EssilorLuxottica riorganizza il proprio vertice dopo una serie di uscite che negli ultimi mesi hanno modificato gli equilibri del gruppo. L’amministratore delegato e presidente Francesco Milleri ha scelto di accorpare diverse responsabilità tra un numero più ristretto di manager, mentre l’azienda porta avanti la trasformazione che sta affiancando al tradizionale business dell’occhialeria.
Il gruppo franco-italiano, nato dalla fusione tra Essilor e Luxottica e proprietario, tra gli altri, dei marchi Ray-Ban, Oakley e Persol, vale oggi quasi 70 miliardi di euro in Borsa.
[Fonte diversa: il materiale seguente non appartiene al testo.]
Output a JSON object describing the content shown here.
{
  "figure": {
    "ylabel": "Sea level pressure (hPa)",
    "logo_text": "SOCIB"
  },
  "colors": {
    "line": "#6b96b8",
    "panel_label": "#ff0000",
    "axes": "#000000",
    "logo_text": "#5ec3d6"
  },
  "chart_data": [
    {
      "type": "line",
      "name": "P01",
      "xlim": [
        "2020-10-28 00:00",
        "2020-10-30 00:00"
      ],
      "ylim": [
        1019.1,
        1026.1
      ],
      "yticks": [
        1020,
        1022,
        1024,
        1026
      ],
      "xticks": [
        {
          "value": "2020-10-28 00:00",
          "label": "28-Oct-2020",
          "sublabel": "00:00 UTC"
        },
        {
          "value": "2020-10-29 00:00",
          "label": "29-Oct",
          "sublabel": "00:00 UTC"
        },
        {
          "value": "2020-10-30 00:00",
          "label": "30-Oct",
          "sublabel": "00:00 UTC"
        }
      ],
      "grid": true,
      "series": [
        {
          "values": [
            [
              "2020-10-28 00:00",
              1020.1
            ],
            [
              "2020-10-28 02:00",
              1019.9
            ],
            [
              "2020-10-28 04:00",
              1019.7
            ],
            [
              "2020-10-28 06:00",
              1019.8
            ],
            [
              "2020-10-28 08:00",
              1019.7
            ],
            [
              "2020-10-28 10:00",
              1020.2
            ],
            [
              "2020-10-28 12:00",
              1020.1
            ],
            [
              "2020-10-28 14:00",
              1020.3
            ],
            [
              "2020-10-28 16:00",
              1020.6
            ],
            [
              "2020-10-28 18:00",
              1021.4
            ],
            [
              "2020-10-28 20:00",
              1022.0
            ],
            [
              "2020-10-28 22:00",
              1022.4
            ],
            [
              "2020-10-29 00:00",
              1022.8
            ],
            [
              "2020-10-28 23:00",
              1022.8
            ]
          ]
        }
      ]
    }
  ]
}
Nel 2025 ha registrato ricavi record per 28,5 miliardi di euro, con il Nord America che rappresenta il suo principale mercato.

La nuova struttura prevede la nomina di Chrystel Barranger a chief growth officer con responsabilità sulla crescita del gruppo, mentre Davide Schinetti assume un incarico ampliato come chief operating and R&D officer, riunendo sotto la propria responsabilità le operazioni e la ricerca e sviluppo.
Alfonso Cerullo amplia invece il proprio perimetro assumendo la guida delle attività di Optical Retail, Medical & Surgical per il Nord America. Cerullo era già presidente di LensCrafters e For Eyes, due delle principali insegne retail controllate dal gruppo nel mercato nordamericano. Il suo nuovo incarico mette sotto una guida comune la rete commerciale e uno dei settori sui quali EssilorLuxottica sta concentrando maggiormente la propria espansione negli Stati Uniti.
La scelta arriva infatti mentre LensCrafters sta sperimentando un modello che punta a integrare vendita di occhiali, diagnostica e servizi medici e chirurgici. Il primo LensCrafters Vision & Eye Health Center è stato aperto a Exton, in Pennsylvania, all’interno di una sede LensCrafters. La struttura offre valutazioni complete della salute degli occhi, diagnostica avanzata e procedure che comprendono chirurgia della cataratta e interventi di correzione laser della vista.

Il progetto va oltre il singolo centro. Cerullo ha spiegato che LensCrafters punta a costruire negli Stati Uniti un sistema hub-and-spoke, nel quale la rete dei punti dedicati alla cura della vista può indirizzare i pazienti verso hub chirurgici quando sono necessari trattamenti specialistici. L’obiettivo è arrivare a 10 hub chirurgici entro la fine del 2026 e circa 40 entro la fine del 2027.
È uno dei segnali della trasformazione di EssilorLuxottica da gruppo concentrato principalmente su montature e lenti a piattaforma più ampia dedicata alla vista e alla salute degli occhi. Una direzione che negli Stati Uniti si affianca agli investimenti negli smart glasses sviluppati con Meta e che spiega anche il peso crescente attribuito al mercato nordamericano nella nuova organizzazione.
Milleri ha trascorso circa tre mesi negli Stati Uniti nel corso di quest’anno proprio per seguire da vicino l’espansione nei servizi medici e negli occhiali connessi.
La riorganizzazione arriva dopo le dimissioni di Leonardo Maria Del Vecchio, figlio del fondatore Leonardo Del Vecchio, dagli incarichi di chief strategy officer di EssilorLuxottica e presidente di Ray-Ban. Il suo ruolo, secondo quanto riportato dal Financial Times, non verrà riassegnato. Durante l’estate hanno inoltre lasciato il gruppo il responsabile di ricerca e sviluppo e marketing e il chief commercial strategy officer, le cui funzioni vengono ora redistribuite tra gli altri dirigenti.